Лаврентий Павлович подал Сталину папку с бумагами.
— Хорошо, Лаврэнтий. Я посмотрю попозже. А что с Бомбой у Рузвельта?
— Не очень, товарищ Сталин. Три дня назад, 12 июня, в автомобильной аварии погибли Ферми и Сциллард. Очень уж быстро едут американские машины, товарищ Сталин, — Берия развёл руками. — В случае аварии трудно выжить.
— Да. Вот что значит – учёные-теоретики, — Сталин вздохнул и покачал головой, — аккуратны только в науке, а в обычной жизни… Вечные проблемы с научной интеллигенцией. Что у нас, что у них. А как у англичан дела?
— С ними хорошо. Из окружения Борна продолжает идти информация, — Лаврентий Павлович вздохнул, — в связи с аварией возможно перемещение нашего человека в САСШ.
— Это било би нэплохо, — Сталин опять раскурил трубку. — Что с вариантом "Купец"?
— Пока можно говорить только об осторожном оптимизме, товарищ Сталин, — Берия заглянул в свои бумаги. — Наши люди вышли на сотрудников нескольких концлагерей. Выкупить интересующих нас людей возможно и сейчас идёт торг по цене и взаимных гарантиях.
— Постарайся ускорить процесс, Лаврэнтий. Сам должен понимать – насколько это важно для нас.
— Понимаю, Иосиф Виссарионович. Работа идёт с максимально возможной скоростью. Но торопиться нельзя – слишком высок риск провала наших людей при таком варианте действий.
— Ладно, — Сталин махнул ладонью. — Вэрю. Что по эмиграции?
— Хуже чем хотелось, но лучше, чем ожидалось, Иосиф Виссарионович, — Берия пожал плечами. — Расслоение белоэмиграции оказалось большим, чем мы предполагали, но… Информация от них пошла. Сверхценная информация. Сейчас с ней работает основная аналитическая группа.
— Хм. Смогли значит, свою нэнависть преодолэть? — задумчиво протянул Сталин, — что-то ещё?

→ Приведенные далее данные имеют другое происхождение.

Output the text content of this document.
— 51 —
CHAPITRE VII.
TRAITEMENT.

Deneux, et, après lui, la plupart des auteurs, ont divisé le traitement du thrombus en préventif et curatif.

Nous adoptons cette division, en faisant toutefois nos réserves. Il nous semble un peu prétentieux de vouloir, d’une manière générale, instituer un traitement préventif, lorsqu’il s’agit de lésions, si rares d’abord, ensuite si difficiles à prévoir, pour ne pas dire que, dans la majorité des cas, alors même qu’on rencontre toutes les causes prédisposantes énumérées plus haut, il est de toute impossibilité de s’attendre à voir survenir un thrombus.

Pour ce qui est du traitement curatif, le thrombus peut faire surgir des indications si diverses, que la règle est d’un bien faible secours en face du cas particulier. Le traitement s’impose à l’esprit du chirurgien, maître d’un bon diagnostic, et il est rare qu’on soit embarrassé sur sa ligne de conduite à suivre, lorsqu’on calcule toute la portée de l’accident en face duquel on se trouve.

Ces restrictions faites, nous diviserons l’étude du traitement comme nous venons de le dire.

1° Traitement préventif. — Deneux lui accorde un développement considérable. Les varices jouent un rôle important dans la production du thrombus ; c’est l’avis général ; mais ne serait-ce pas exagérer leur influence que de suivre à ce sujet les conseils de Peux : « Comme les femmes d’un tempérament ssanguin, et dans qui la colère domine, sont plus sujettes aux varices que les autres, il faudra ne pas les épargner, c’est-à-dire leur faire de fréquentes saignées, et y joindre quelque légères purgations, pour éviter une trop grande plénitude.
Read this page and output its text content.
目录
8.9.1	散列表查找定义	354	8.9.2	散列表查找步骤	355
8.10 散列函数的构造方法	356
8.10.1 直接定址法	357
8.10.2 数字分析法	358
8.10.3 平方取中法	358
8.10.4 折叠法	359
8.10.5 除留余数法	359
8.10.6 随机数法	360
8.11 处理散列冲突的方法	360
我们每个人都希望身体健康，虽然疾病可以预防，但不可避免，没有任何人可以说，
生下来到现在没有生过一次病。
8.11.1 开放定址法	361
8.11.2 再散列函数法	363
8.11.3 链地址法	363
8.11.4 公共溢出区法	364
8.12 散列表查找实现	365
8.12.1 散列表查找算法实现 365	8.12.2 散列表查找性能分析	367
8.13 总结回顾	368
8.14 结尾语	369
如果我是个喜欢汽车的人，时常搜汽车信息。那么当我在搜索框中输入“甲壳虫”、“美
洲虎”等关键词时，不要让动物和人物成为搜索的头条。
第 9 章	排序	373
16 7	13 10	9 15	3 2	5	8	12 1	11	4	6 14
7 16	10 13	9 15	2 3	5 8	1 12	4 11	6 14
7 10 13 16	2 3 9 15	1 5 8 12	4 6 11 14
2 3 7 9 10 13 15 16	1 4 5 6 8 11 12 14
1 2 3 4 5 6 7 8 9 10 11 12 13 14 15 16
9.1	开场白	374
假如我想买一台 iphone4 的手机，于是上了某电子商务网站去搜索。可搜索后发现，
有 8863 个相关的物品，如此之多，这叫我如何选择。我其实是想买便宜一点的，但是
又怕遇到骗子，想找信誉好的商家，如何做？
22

— Закончилось формирование групп по операции "Клим", — Берия улыбнулся. — Уже в июле, ожидается серьёзное сокращение старшего комсостава вермахта. Полностью готовы двадцать снайперских групп усиленных бойцами Судоплатова и Старинова. Готовится ещё пятьдесят. Но они будут готовы не раньше сентября-октября.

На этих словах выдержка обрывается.